Peter Singer, the Ira W. DeCamp Professor of Bioethics chair at Princeton, has been widely decried, and rightly so, for his crassly utilitarian view of human life.  He has claimed, for instance, “that a human’s life is not necessarily more sacred than a dog’s, and that it might be more compassionate to carry out medical experiments on hopelessly disabled, unconscious orphans than on perfectly healthy rats.”  For Singer, the worth of a life can be coolly calculated by a set of criteria.  If a life meets the criteria, it should be nurtured and protected.  If it does not, it can be ended, even if it is a human life.  It is difficult to see how Planned Parenthood’s financial criteria to determine a human life’s value differs all that much from Professor Singer’s method.

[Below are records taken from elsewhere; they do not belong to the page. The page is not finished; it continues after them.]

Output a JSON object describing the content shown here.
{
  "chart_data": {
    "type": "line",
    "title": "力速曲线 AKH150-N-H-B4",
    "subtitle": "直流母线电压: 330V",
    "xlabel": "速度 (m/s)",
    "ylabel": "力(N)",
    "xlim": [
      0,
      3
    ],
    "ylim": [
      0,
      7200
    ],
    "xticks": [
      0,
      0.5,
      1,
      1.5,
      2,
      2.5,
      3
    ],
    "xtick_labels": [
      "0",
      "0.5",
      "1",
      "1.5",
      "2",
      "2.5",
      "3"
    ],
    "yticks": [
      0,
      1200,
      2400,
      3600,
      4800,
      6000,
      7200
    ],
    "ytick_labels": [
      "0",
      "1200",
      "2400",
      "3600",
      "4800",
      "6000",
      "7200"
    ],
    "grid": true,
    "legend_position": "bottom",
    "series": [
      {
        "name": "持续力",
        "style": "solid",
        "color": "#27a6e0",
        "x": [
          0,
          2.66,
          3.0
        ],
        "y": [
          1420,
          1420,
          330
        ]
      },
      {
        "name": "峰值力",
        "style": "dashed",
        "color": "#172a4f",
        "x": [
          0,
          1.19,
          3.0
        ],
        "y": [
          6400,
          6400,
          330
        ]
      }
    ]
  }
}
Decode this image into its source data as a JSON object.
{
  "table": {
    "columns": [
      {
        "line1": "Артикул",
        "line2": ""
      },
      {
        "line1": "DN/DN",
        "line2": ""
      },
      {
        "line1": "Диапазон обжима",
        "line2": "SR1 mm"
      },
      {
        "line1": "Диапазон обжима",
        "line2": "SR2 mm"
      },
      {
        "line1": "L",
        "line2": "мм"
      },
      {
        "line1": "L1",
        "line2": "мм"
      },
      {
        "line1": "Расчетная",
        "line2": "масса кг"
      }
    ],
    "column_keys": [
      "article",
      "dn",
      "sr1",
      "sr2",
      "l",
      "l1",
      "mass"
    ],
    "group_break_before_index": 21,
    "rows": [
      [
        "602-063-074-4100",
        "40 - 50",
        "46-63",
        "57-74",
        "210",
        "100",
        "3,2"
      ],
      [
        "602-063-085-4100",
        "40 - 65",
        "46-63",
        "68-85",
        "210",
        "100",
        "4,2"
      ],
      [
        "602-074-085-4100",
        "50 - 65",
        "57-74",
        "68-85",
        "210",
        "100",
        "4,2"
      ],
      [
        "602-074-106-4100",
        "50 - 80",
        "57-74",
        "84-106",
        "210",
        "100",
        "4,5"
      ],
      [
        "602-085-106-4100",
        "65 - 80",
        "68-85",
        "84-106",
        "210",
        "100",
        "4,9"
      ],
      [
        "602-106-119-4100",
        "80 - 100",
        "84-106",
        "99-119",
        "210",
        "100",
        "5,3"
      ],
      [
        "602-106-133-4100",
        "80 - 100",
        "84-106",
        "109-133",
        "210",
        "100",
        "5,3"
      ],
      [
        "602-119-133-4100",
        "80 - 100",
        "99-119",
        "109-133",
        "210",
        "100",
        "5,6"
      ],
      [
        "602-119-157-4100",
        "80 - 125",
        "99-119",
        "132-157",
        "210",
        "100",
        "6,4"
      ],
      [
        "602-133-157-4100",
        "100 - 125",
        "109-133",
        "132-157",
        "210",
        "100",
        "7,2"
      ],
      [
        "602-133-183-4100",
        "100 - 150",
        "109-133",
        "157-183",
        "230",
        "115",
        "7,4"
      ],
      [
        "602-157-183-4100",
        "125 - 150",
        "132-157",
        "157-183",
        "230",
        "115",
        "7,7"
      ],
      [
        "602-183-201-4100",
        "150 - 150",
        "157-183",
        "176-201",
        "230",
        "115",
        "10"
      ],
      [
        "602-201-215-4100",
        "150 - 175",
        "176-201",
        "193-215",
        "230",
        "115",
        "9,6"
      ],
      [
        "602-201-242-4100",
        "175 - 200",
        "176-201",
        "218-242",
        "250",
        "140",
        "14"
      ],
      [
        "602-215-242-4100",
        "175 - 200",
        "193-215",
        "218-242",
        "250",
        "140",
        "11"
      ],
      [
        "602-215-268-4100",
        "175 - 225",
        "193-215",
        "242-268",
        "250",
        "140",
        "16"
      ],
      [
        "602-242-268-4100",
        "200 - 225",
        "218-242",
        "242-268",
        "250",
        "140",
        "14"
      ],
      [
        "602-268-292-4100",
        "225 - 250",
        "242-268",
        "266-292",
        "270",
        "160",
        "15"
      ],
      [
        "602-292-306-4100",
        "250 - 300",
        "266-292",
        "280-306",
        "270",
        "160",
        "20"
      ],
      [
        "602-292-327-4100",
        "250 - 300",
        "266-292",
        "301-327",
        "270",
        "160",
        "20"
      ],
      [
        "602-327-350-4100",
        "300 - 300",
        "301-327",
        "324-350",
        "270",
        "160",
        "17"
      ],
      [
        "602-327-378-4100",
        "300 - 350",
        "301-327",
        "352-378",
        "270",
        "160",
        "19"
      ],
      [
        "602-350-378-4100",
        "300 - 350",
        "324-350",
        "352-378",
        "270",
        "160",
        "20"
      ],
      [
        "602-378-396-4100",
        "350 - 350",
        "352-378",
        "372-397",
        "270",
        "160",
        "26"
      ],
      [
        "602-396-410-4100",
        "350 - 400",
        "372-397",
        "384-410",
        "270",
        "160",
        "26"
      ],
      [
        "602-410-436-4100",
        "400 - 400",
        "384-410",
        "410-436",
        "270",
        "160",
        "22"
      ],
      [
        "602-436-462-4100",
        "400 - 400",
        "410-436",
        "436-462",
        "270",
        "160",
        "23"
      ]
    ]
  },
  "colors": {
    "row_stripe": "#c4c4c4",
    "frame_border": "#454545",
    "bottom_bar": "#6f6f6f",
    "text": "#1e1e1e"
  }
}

It must be said that a Christian cannot endorse or endure such a view of human life.  Human life is not valuable because it meets certain criteria. It is valuable, according to Scripture, because of its origin and its unique reflection of its Creator.  Neil Gorsuch, President Trump’s nominee for Supreme Court Justice, echoes this sentiment using a Constitutional lens when he writes:

The Fourteenth Amendment to the U.S. Constitution guarantees equal protection of the laws to all persons; this guarantee is replicated in Article 14 of the European Convention and in the constitutions and declarations of rights of many other countries. This profound social and political commitment to human equality is grounded on, and an expression of, the belief that all persons innately have dignity and are worthy of respect without regard to their perceived value based on some instrumental scale of usefulness or merit. We treat people as worthy of equal respect because of their status as human beings and without regard to their looks, gender, race, creed, or any other incidental trait – because, in the words of the Declaration of Independence, we hold it as ‘self-evident’ that ‘all men (and women) are created equal’ and enjoy ‘certain unalienable Rights,’ and ‘that among these are Life.’

What is “self-evident” to the framers of the Declaration of Independence is apparently not so self-evident to Planned Parenthood.  May we never allow the inherent value of human life to be anything less than self-evident to us.